Institutional or accredited investors have the upper hand in getting dibs on most of the IPO shares, which can go quickly, especially if the IPO is heavily anticipated. “If the deal is ‘hot’ and demand is high, the competition from institutions will likely reduce the number of shares (that) investment banks will allocate to retail investors,” Schuster says.

Make sure to search your broker’s website for what requirements you need to meet and what hoops you’ll have to jump through if you want to buy IPO shares at their offer prices. For example, requirements to participate in an IPO via Fidelity include having either $100,000 or $500,000 in retail assets, depending on what companies are sponsoring the offering.

[SEE: 10 of the Best Investing Books for Beginners.]

Risks of IPOs

While a stock’s IPO price is the same for all investors, there is a disadvantage for individual investors in getting the best value for an IPO compared to accredited investors.

“The way accredited investors have advantages over retail investors in companies that come public is that oftentimes accredited investors invest in companies pre-IPO,” says Robert Johnson, professor of finance at Creighton University.

Accredited investors invest in companies that raise funding in the venture capital stage. During this stage, the investor takes on more risk because the viability of the company is still in question. Even though there is still risk in investing in an IPO, it is less risky than investing in the pre-IPO stage since the company has passed regulatory requirements to be listed on a major public exchange.

“Buying the IPOs of companies isn’t a guaranteed road to riches,” Johnson says. While companies raised a record $318 billion in IPOs in 2021, Johnson says the average IPO was a loser once it began trading, with a weighted basket of IPOs actually losing 3.7% in 2021.

When Should You Sell IPO Stocks?

Buying and selling a stock shortly after its IPO can be highly risky because the price of a stock once it goes public can be vastly different from its IPO price.
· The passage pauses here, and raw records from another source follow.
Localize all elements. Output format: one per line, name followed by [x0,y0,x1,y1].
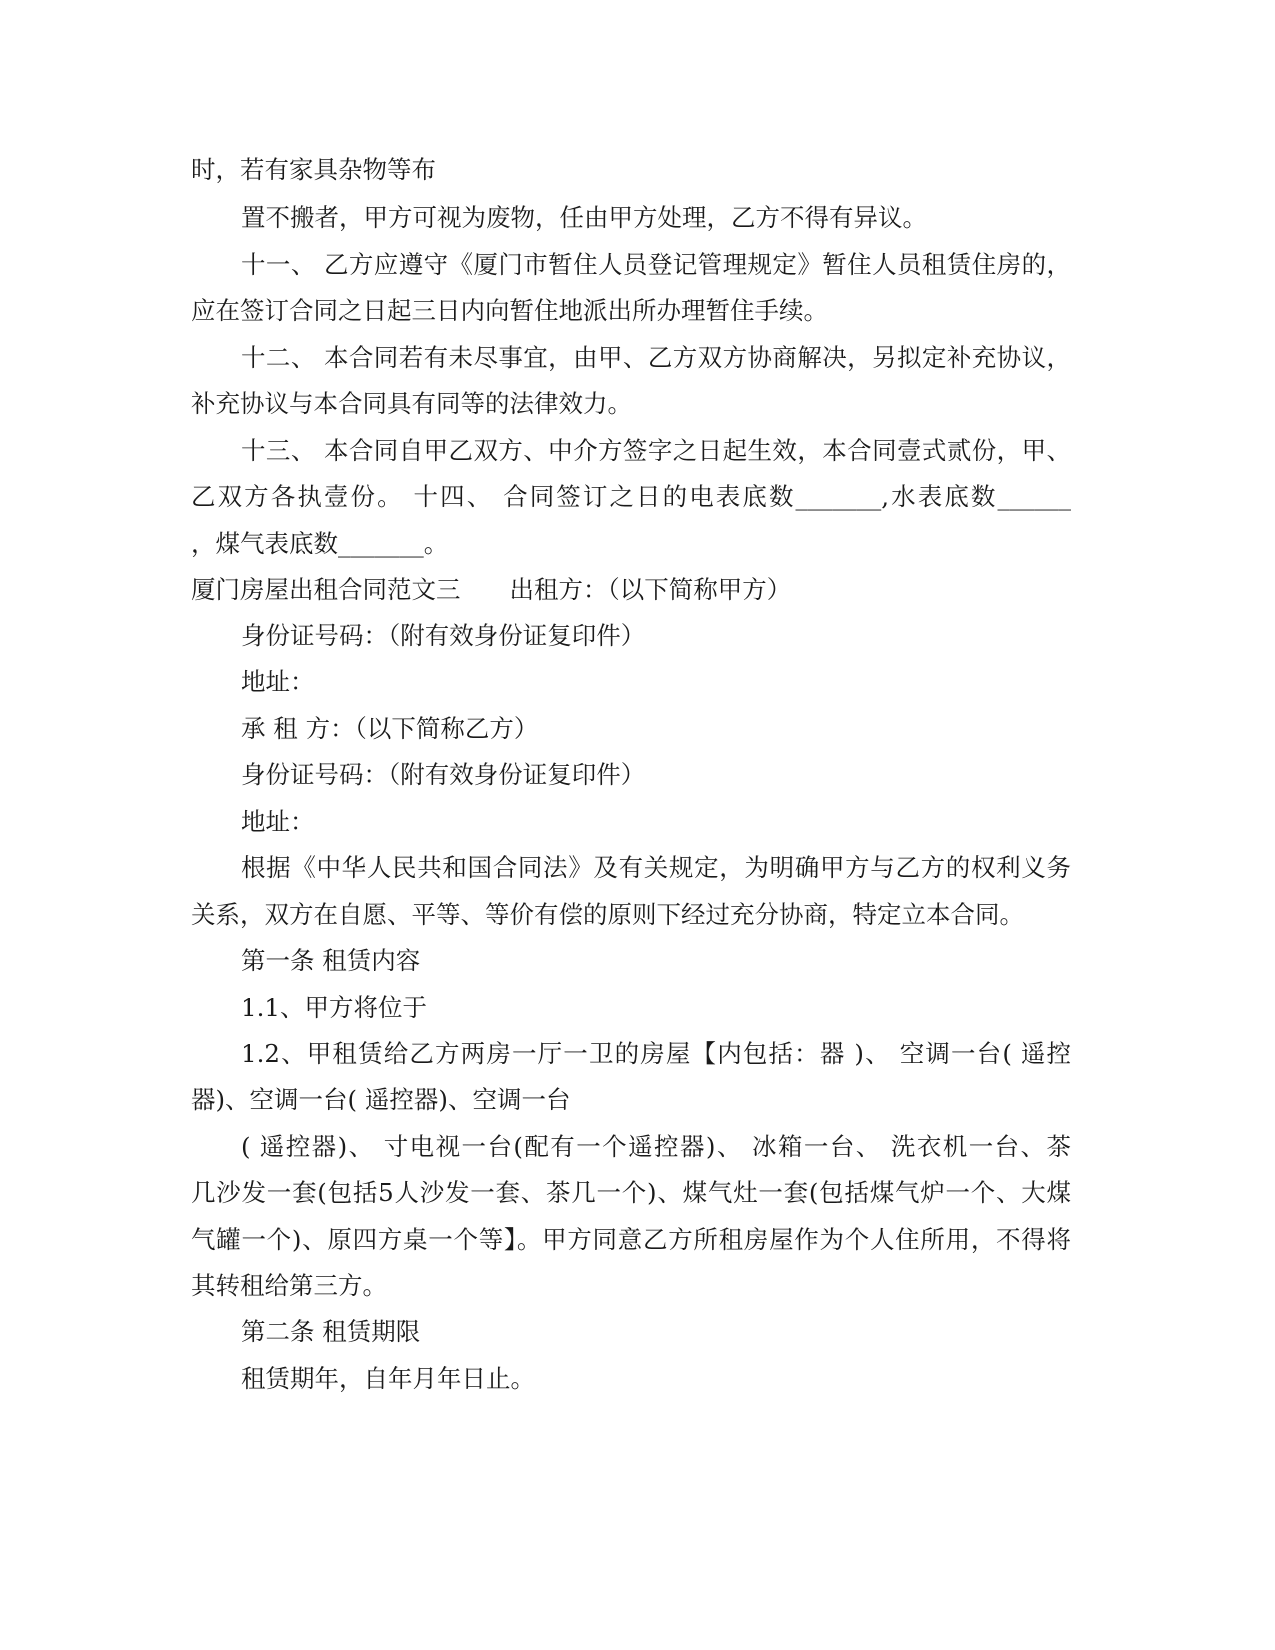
text-line: 根据《中华人民共和国合同法》及有关规定，为明确甲方与乙方的权利义务 [241,853,1071,882]
clause-12: 十二、 本合同若有未尽事宜，由甲、乙方双方协商解决，另拟定补充协议， [241,343,1071,372]
text-line: 补充协议与本合同具有同等的法律效力。 [191,389,632,418]
article-heading: 第二条 租赁期限 [241,1317,421,1346]
text-line: 气罐一个)、原四方桌一个等】。甲方同意乙方所租房屋作为个人住所用，不得将 [191,1225,1071,1254]
article-heading: 第一条 租赁内容 [241,946,421,975]
text-line: 地址： [241,667,315,696]
text-line: 租赁期年，自年月年日止。 [241,1364,535,1393]
text-line: 身份证号码：（附有效身份证复印件） [241,621,646,650]
text-line: 身份证号码：（附有效身份证复印件） [241,760,646,789]
section-title: 厦门房屋出租合同范文三 出租方：（以下简称甲方） [191,575,792,604]
text-line: 1.2、甲租赁给乙方两房一厅一卫的房屋【内包括：器 )、 空调一台( 遥控 [241,1039,1071,1068]
text-line: 置不搬者，甲方可视为废物，任由甲方处理，乙方不得有异议。 [241,203,927,232]
clause-11: 十一、 乙方应遵守《厦门市暂住人员登记管理规定》暂住人员租赁住房的， [241,250,1071,279]
text-line: ，煤气表底数_______。 [191,529,449,558]
clause-14: 乙双方各执壹份。 十四、 合同签订之日的电表底数_______,水表底数______ [191,482,1071,511]
text-line: 应在签订合同之日起三日内向暂住地派出所办理暂住手续。 [191,296,828,325]
text-line: 地址： [241,807,315,836]
text-line: 关系，双方在自愿、平等、等价有偿的原则下经过充分协商，特定立本合同。 [191,900,1024,929]
text-line: 1.1、甲方将位于 [241,993,427,1022]
clause-13: 十三、 本合同自甲乙双方、中介方签字之日起生效，本合同壹式贰份，甲、 [241,436,1071,465]
text-line: 其转租给第三方。 [191,1271,387,1300]
text-line: 几沙发一套(包括5人沙发一套、茶几一个)、煤气灶一套(包括煤气炉一个、大煤 [191,1178,1071,1207]
text-line: 器)、空调一台( 遥控器)、空调一台 [191,1085,571,1114]
text-line: 承 租 方：（以下简称乙方） [241,714,539,743]
text-line: 时，若有家具杂物等布 [191,155,436,184]
text-line: ( 遥控器)、 寸电视一台(配有一个遥控器)、 冰箱一台、 洗衣机一台、茶 [241,1132,1071,1161]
Also, IPO stocks may not perform as expected in the short term. That said, investors may want to have potential exit strategies for their IPO stocks.

Stock traders may take a more tactical approach to IPO stock trades, having entry and exit points and looking at daily market movements. For long-term investors, short-term market movements may not be a grave concern, and they may be interested in understanding if an IPO stock is a buy-and-hold investment.

Let’s say you are an employee who owns stock options, and the company is about to go going public. There typically is a lock-up period where you aren’t able to sell the stock for a certain amount of time. But once that lock-up period ends, how can you make the right judgment on whether you want to keep it for the long term?

If you are concentrated in a position and not sure how the stock will perform, consider closing out some shares and seeing how the rest of your holdings play out over time, says Allison Ostrander, director of risk tolerance at Simpler Trading.

“There is nothing wrong with taking profits and giving yourself a nice cushion in your savings accounts,” she says. “But as long as you have over 100 shares of the company, you can always look to do covered calls … and create an income for yourself while still playing the shares long term to the upside.”

If you aren’t sure whether it’s time to sell an IPO stock, experts say to focus on the fundamentals.

“You should sell an IPO stock only when the company misses on earnings and reduces growth expectations during the first few sets of earnings reports,” Schuster says.

This may take several years to materialize, so for long-term investors, it may be worth it to wait and see how the company performs over time.